Le défunt avait désigné son conjoint comme bénéficiaire.
Le contrat est dans ce cas considéré comme un bien propre du conjoint survivant et n'a pas à être intégré dans l'actif successoral. Sauf primes manifestement excessives, les autres héritiers n'auront droit à aucune compensation.
Pas de récompense de ce fait du conjoint gratifié.
Afin d’éviter un enrichissement sans cause du conjoint, la mise en œuvre de la récompense n’est pas envisagée lorsque le bénéficiaire du contrat d’assurance vie dénoué est le conjoint lui même (Article 132-16 du code des assurances).
La moitié du contrat d’assurance vie, qui viendra accroître la masse successorale sera taxée entre les mains des héritiers autres que le conjoint, qui lui est exonéré.
Pour éviter cela, plusieurs solutions peuvent être envisagées, par exemple une co-souscription avec dénouement au premier décès.

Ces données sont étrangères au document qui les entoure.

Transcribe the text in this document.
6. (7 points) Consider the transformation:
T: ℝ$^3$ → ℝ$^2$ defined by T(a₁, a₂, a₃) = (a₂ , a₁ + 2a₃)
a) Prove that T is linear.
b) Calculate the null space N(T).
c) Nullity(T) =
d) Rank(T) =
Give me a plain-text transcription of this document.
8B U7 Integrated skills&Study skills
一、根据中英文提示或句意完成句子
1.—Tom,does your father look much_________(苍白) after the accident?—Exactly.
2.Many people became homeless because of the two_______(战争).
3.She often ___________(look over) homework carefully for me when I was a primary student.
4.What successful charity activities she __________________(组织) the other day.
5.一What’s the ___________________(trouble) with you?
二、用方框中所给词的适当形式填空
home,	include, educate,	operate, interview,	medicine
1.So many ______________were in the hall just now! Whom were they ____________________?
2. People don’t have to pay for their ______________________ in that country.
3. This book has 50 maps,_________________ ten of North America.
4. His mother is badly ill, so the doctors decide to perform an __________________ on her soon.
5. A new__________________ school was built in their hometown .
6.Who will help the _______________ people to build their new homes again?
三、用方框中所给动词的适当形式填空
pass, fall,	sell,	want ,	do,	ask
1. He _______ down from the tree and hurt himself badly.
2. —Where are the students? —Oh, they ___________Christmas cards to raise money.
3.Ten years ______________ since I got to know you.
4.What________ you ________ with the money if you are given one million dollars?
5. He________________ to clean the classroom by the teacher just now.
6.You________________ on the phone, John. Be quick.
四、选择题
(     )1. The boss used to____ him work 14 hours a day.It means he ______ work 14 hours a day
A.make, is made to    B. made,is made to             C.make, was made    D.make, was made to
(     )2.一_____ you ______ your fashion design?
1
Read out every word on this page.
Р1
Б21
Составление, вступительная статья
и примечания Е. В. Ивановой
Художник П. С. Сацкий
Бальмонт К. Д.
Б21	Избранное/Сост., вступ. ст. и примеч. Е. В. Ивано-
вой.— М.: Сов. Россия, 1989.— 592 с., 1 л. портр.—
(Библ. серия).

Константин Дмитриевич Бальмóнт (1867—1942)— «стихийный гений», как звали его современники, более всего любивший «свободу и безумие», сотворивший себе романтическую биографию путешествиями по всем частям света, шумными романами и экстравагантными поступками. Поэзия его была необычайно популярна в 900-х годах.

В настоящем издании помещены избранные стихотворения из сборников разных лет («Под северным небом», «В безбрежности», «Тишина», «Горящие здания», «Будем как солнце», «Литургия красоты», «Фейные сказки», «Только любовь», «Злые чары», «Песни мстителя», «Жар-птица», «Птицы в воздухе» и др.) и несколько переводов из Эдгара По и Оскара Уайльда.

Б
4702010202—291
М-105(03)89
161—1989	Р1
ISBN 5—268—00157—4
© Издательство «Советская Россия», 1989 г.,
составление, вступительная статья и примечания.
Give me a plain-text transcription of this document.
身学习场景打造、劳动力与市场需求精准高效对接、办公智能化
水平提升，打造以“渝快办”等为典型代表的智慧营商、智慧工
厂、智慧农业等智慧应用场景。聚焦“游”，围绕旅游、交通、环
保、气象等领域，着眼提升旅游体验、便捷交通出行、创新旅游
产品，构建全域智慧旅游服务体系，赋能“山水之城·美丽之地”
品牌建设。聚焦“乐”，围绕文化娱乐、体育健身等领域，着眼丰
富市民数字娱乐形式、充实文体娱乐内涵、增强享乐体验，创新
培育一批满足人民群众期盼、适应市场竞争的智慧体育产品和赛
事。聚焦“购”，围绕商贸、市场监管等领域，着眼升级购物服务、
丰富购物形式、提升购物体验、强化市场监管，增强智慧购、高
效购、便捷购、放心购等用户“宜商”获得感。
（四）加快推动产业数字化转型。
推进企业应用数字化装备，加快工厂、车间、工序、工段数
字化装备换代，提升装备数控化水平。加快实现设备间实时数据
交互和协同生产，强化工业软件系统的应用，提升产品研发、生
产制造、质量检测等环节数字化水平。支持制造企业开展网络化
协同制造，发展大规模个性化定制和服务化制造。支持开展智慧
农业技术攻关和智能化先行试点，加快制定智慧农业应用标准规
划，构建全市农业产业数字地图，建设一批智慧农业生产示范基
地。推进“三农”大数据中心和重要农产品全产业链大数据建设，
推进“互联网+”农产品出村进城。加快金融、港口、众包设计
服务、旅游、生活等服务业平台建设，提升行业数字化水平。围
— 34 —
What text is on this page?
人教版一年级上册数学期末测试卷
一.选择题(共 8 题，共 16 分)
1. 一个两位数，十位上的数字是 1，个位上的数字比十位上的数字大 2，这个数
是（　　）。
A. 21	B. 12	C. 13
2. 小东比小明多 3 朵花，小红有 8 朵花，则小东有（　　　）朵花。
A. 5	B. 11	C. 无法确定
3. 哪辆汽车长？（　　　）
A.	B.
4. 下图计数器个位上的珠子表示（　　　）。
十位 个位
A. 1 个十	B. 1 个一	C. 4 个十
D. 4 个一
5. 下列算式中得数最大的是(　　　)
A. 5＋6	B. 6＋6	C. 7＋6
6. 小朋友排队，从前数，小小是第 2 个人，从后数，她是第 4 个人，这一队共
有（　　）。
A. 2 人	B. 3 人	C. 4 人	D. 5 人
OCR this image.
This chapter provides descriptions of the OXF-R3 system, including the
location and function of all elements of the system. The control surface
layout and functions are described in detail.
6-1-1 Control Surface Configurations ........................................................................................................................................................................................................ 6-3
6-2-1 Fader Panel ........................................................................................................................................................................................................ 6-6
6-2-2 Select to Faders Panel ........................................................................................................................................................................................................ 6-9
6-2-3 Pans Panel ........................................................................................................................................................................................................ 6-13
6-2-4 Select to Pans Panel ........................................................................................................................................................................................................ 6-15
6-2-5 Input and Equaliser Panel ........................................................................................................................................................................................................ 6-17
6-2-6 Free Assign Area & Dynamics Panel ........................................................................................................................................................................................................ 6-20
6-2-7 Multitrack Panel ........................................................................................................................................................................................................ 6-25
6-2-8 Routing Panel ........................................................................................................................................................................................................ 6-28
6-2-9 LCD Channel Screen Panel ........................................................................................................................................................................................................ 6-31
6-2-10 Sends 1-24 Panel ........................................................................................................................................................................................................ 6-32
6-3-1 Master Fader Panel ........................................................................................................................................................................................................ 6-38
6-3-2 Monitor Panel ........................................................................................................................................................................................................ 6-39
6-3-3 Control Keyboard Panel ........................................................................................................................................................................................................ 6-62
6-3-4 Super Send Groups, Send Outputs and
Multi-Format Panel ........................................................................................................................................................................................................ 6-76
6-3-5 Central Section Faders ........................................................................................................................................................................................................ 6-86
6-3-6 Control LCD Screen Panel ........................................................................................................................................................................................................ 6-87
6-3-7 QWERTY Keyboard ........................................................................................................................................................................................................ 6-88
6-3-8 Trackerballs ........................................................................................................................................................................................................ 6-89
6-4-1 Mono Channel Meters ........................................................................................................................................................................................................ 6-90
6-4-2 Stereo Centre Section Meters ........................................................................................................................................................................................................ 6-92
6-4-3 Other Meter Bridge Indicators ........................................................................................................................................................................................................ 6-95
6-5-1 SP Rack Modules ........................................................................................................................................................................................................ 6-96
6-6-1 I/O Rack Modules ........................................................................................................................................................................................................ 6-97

La mise en œuvre de cette disposition aura pour conséquence une meilleure protection du conjoint survivant qui ne pourra plus être « appauvris » et pénalisé au profit d’un tiers.
Seule exception: les primes manifestement exagérées, qui entraînera une récompense due par la succession.
C) En cas de décès du conjoint du souscripteur
a) si le contrat est un bien propre du conjoint survivant;
alors sa valeur de rachat n'aura pas à être réintégrée dans la succession.